Und so geht es weiter: Nicht nur Frauen ging es an den Kragen; die „Hexen“ seien zu einem Drittel männlich gewesen. Zudem waren sie oftmals Zugezogene – wie übrigens auch Katharina Henot, deren Eltern aus den spanischen Niederlanden nach Köln kamen. Und dann ist da noch die Eiszeit-Theorie: Die heftigsten Wellen der Hexenverfolgung fielen mit besonders kalten Zeitabschnitten zusammen. In den nasskalten Sommern verfaulte die Ernte, was zu sozialen Spannungen und zur Suche nach Sündenböcken führte.

Für die Rehabilitation der Katharina Henot hat Hegeler über ein halbes Jahr gekämpft. Auf der Suche nach Mitstreitern fand er schnell eine Reihe von Nachfahren. Unterstützung bekam er auch vom Kölner Frauengeschichtsverein, der seit Jahren Führungen zur Geschichte der Hexenverfolgung in der Stadt anbietet, sowie der Gruppe Bläck Fööss, die Katharina Henot ein Lied gewidmet hat:

Salve Katharina in memoriam

Du bes für uns die Königin

Salve, salve Regina Katharina

Do läävs en unserm Hätze dren. – Du lebst in unserm Herzen drin.

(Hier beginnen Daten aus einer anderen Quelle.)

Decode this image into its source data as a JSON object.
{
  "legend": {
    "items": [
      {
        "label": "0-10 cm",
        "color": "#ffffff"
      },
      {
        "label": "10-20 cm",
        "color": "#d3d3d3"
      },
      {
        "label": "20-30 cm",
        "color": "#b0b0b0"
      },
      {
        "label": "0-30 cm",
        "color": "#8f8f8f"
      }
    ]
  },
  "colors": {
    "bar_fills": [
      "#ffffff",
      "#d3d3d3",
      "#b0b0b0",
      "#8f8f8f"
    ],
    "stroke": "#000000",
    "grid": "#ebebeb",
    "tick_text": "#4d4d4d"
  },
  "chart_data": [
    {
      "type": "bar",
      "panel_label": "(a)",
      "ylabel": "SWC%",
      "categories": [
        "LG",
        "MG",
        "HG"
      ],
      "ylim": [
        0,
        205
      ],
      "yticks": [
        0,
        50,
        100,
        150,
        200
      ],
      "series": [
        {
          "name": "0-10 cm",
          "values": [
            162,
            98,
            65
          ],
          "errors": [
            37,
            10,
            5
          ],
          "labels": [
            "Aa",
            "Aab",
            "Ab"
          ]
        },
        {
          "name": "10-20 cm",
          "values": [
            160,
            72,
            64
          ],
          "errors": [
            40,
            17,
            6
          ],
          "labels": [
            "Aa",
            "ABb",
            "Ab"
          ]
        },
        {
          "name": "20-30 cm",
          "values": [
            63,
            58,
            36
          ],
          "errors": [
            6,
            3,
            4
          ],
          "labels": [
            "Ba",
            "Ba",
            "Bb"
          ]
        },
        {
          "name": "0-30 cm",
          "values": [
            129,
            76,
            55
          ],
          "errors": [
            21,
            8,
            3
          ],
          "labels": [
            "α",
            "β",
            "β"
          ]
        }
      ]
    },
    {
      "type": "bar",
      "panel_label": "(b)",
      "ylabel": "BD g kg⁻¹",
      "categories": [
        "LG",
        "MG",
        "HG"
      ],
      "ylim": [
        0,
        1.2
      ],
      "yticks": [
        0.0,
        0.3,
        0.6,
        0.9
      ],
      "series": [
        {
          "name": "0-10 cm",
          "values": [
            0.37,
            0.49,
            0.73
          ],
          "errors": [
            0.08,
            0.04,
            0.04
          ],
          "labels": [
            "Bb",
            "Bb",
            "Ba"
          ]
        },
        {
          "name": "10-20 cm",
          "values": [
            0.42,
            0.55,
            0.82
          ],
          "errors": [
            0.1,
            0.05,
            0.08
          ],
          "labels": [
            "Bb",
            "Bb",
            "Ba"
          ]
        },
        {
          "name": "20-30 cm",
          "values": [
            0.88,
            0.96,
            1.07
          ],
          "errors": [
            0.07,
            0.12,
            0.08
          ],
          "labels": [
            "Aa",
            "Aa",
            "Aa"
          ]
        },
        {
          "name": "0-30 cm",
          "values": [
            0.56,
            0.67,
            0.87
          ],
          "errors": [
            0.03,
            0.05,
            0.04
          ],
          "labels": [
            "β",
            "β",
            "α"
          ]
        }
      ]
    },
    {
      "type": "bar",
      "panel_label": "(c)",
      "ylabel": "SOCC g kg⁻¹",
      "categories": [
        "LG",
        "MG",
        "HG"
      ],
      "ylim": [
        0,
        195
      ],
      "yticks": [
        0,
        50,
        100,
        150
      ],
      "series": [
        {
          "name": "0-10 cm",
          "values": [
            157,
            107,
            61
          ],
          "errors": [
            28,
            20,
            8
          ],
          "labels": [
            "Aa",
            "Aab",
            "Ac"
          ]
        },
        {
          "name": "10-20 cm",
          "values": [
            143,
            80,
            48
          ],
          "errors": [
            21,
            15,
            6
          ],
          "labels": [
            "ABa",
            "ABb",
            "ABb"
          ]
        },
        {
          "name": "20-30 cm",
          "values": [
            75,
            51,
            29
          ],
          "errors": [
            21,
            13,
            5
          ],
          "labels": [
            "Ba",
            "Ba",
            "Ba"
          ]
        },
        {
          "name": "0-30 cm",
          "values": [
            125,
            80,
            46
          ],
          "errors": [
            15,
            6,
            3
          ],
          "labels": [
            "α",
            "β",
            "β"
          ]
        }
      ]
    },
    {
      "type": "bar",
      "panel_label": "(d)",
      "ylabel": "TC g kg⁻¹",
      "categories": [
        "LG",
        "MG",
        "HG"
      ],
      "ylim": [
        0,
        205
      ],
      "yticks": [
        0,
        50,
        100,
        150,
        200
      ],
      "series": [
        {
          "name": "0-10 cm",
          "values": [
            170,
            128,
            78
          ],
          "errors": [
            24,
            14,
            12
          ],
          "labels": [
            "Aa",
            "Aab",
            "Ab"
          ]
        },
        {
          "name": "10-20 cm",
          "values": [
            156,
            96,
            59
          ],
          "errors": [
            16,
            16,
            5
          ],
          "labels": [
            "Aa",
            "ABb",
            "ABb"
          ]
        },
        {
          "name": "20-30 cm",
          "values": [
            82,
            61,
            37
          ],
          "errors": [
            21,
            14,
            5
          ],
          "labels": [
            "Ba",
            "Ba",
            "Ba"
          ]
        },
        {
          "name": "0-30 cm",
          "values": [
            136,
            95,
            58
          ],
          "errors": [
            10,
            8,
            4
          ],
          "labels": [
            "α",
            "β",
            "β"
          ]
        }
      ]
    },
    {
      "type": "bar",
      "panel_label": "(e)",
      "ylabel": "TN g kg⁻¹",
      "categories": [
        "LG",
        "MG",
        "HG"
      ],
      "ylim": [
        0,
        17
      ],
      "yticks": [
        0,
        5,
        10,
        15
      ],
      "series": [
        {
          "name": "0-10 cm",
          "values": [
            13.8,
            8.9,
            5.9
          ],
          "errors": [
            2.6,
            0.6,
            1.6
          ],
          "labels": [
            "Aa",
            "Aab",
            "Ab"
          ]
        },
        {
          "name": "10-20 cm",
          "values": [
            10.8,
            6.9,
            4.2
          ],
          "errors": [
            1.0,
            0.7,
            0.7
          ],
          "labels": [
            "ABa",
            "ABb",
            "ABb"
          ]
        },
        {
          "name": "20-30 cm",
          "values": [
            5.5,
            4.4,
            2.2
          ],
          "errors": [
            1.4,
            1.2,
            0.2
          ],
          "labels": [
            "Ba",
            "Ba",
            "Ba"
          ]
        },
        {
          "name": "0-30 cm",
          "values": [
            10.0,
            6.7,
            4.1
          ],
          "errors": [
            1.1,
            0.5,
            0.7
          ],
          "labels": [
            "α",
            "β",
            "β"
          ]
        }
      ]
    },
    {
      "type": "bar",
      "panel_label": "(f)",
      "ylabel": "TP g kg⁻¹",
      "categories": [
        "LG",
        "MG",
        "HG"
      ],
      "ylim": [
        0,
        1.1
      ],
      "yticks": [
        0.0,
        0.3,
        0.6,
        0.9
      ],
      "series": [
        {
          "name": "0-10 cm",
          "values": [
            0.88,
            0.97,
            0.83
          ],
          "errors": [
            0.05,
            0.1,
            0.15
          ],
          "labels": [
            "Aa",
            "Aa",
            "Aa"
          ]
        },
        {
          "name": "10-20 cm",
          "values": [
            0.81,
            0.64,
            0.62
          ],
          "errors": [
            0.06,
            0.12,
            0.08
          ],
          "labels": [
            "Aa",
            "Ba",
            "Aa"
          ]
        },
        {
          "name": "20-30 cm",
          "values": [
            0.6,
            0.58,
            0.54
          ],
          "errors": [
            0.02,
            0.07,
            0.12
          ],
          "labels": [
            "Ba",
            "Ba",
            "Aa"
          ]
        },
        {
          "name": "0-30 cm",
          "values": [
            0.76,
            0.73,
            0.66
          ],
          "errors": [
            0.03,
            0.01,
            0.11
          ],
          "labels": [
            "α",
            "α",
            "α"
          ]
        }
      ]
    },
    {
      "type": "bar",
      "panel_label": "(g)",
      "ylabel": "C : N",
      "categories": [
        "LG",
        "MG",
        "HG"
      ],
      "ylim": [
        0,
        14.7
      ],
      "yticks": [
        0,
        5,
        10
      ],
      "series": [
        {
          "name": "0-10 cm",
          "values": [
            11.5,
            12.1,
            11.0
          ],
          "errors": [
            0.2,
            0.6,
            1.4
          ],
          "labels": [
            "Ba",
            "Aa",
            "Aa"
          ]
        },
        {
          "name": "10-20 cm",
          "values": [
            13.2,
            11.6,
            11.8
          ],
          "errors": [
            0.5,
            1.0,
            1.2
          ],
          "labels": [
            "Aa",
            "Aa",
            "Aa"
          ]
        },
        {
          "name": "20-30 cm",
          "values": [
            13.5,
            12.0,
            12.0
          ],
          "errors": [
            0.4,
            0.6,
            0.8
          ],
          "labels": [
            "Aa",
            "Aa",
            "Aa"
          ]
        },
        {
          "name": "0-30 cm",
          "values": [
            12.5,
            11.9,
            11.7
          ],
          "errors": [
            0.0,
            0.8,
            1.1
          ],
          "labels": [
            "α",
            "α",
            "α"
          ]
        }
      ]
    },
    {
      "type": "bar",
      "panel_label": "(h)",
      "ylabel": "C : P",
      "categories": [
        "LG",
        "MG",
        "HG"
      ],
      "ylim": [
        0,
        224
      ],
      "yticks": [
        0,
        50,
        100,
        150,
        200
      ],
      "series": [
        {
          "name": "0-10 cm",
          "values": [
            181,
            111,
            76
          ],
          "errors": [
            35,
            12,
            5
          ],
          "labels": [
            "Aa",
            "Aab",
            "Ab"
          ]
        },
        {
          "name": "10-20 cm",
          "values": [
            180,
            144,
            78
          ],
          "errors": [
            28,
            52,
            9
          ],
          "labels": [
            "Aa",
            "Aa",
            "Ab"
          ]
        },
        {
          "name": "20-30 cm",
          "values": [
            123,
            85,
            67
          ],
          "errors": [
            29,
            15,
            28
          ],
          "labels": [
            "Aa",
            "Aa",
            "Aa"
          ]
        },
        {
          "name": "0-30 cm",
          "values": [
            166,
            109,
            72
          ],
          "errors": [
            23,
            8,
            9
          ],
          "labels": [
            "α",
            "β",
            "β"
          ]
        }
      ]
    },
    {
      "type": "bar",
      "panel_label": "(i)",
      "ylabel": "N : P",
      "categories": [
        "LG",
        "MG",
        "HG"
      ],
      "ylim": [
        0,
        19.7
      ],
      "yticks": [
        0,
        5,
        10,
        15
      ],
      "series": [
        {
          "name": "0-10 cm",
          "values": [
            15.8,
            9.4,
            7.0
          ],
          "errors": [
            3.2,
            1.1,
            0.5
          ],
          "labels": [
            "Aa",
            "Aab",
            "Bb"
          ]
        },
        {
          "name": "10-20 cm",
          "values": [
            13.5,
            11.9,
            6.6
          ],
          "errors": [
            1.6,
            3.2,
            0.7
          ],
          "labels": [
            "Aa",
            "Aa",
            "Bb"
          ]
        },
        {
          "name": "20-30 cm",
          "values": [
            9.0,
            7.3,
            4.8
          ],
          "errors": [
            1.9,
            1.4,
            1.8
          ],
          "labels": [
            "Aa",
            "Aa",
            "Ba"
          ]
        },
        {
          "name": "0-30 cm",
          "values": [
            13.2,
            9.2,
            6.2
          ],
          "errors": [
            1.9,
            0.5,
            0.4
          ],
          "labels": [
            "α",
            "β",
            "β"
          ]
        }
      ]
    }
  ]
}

Katharina Henot war also schon vor dem Antrag zu lokalen Ehren gekommen – eine Straße und eine Schule sind zudem nach ihr benannt, und am Rathausturm ist sie mit einer Figur verewigt, die eine weitere Hexennachfahrin, die Bildhauerin Marianne Lüdicke, gemacht hat. Kürzlich ließ auch Wolfgang Niedecken, Sänger der Kölschrock-Band BAP, die Öffentlichkeit wissen ließ, dass er von einer Hexe abstammt. In dieser von Folklore und Bekenntniseifer geprägten Stimmung konnte Hartmut Hegeler nur Erfolg haben.

Meist alte Frauen

„Man denkt, die Opfer seien junge und schöne Frauen gewesen, deshalb übt das Thema solche Faszination aus. Vor allem auf die Frauenbewegung“, sagt Irene Franken vom Kölner Frauengeschichtsverein. „Eigentlich waren es aber meist arme, alte Frauen, Witwen.“ Katharina, die der Oberschicht entstammte, sei ein untypischer Fall gewesen. „Sie war nicht nur das unschuldige Opfer, sondern auch eine nach Macht strebende Kapitalistin.“

Hanns-Joachim Hirtz jedenfalls bereitet es Freude, über seine berühmte Vorfahrin zu sprechen. Seine Abstammung ließ er sich urkundlich bestätigen. Das kann man als obskuren Ahnenkult abtun, doch in diesem Fall kann die Herkunft tatsächlich von Bedeutung sein. Es gibt da nämlich doch etwas, was von der Henot’schen Post übrig geblieben ist: Katharinas Bruder, der Domherr Hartger, flüchtete nach ihrem Tod nach Salamanca und gründete vom Familienvermögen einen Fonds zur Studienförderung seiner Erben.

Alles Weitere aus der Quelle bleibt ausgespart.